Unlike (super-docs), (super-docs-evt) may be evaluated before the superclass constuctor is called and may immediately be used with sync in a background thread (e.g. via delay/thread). The event will become ready for synchronization when the corpus% constructor is called. Note that (begin (sync (super-docs-evt)) (super-new)) will block forever.

The events produced by (super-docs-evt) can be recognzed by the predicate super-docs-evt? and satisfy the contract (evt/c (instance-set/c tei-document?)).

Examples:
> (define printing-corpus-mixin
    (corpus-mixin [] []
      (super-new)
      (printf "These are the docs!\n  ~v\n"
              (set->list (super-docs)))))
> (new (printing-corpus-mixin corpus%))

These are the docs!

  '()

(wrapper-object:printing-corpus-mixin ...)

procedure

(super-docs-evt? v)  any/c

  v : any/c
Recognizes values produced by super-docs-evt.

syntax

(corpus-mixin+interface [from<%> ...] [to<%> ...]
  interface-decl
  mixin-clause ...+)
 
interface-decl = 
(interface (super<%> ...)
  interface-method-clause ...)
  | 
(interface* (super<%> ...)
            ([prop-expr val-expr] ...)
  interface-method-clause ...)
     
interface-method-clause = method-id
  | [method-id contract-expr]
 
  from<%> : interface?
  to<%> : interface?
  super<%> : interface?
  prop-expr : struct-type-property?
  contract-expr : contract?
Like corpus-mixin, but evaluates to two values, a mixin and an assosciated interface.

...

Most clients should use the higher-level define-corpus-mixin+interface, rather than using corpus-mixin+interface directly.

syntax

(define-corpus-mixin+interface name-spec
  [from<%> ...] [to<%> ...]
  interface-decl*
  mixin-clause ...+)
 
name-spec = base-id
  | [id-mixin id<%>]
     
interface-decl* = 
(interface (super<%> ...)
  interface-method-clause* ...)
  | 
(interface* (super<%> ...)
            ([prop-expr val-expr] ...)
  interface-method-clause* ...)
     
interface-method-clause* = interface-method-clause
  | ext-method-clause
     
interface-method-clause = method-id
  | [method-id contract-expr]
     
ext-method-clause = [ext-clause-part ...]
     
ext-clause-part = method-definition-form ; required
  | #:contract contract-expr
  | #:proc proc-id
  | with-current-decl
     
method-definition-form = 
(define/method (method-id kw-formal ...)
  body ...+)
     
define/method = define/public
  | define/pubment
  | define/public-final
     
with-current-decl = 
#:with-current with-current-id
#:else [else-body ...+]
  | 
#:with-current/infer
#:else [else-body ...+]
 
  from<%> : interface?
  to<%> : interface?
  super<%> : interface?
  prop-expr : struct-type-property?
  contract-expr : contract?
If no ext-method-clause appears, equivalent to:
(define-values [id-mixin id<%>]
  (corpus-mixin+interface [from<%> ...] [to<%> ...]
    interface-decl*
    mixin-clause ...+))
except that define-corpus-mixin+interface can often produce better inferred value names. If name-spec is given as a single base-id, identifiers are synthesized with the suffixes -mixin and <%> using the lexical context of base-id.
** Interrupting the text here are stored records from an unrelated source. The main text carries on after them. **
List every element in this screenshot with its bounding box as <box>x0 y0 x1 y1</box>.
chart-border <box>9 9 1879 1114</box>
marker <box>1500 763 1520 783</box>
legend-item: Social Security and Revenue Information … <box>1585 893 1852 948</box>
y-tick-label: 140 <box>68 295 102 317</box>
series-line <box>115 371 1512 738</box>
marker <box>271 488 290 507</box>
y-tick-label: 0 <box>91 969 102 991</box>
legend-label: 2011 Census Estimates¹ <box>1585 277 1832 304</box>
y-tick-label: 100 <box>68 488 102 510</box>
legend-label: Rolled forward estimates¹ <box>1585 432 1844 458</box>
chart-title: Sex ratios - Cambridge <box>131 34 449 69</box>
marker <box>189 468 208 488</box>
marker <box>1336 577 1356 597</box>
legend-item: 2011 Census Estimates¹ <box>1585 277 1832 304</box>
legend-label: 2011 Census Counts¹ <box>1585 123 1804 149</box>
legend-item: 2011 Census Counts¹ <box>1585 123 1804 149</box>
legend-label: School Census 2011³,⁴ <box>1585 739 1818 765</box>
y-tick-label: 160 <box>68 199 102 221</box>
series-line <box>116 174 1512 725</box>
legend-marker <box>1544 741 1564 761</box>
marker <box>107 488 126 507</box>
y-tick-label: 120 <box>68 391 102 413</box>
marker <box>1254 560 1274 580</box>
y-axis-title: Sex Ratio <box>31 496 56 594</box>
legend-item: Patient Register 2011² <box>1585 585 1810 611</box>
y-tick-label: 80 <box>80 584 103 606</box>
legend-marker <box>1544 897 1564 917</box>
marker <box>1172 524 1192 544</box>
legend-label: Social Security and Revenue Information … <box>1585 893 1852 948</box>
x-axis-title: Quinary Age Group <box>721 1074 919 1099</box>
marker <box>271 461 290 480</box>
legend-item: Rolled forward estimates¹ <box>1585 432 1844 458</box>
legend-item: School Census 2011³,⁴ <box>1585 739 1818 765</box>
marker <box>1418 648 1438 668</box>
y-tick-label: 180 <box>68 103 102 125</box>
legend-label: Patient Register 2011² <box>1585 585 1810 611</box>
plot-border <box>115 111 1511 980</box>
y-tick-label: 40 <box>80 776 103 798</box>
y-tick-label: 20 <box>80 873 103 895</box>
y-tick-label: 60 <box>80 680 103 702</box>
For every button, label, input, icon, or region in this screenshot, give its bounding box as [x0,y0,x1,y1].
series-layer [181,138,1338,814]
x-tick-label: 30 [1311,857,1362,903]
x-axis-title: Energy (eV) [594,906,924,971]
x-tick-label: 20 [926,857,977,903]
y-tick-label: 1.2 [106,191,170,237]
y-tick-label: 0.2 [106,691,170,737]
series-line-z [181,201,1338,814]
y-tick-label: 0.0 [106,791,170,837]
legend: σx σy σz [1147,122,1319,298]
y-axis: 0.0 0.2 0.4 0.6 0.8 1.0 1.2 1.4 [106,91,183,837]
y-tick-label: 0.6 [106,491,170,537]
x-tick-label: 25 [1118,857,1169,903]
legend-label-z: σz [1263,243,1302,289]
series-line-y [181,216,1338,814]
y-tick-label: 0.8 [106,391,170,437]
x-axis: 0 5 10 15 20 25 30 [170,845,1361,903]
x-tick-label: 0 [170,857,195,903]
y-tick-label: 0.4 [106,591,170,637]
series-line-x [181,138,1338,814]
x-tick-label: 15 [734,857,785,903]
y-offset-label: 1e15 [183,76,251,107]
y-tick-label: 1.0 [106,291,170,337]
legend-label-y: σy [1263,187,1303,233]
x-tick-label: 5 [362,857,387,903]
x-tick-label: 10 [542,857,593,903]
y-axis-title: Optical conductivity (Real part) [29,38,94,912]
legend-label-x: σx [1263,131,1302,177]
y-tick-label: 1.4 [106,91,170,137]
The ext-method-clause variant extends the grammar of interface and interface* to support defining functions related to one of the interface’s methods:
  • ...

interface

corpus<%> : interface?

  implements: corpus%
Equivalent to (class->interface corpus%). Note that corpus% implements lexically-protected methods (see define-local-member-name), so corpus<%> can only be implemented by inheriting from corpus%: corpus<%> is provided primarily as a convienience for writing derived interfaces, mixins, and contracts.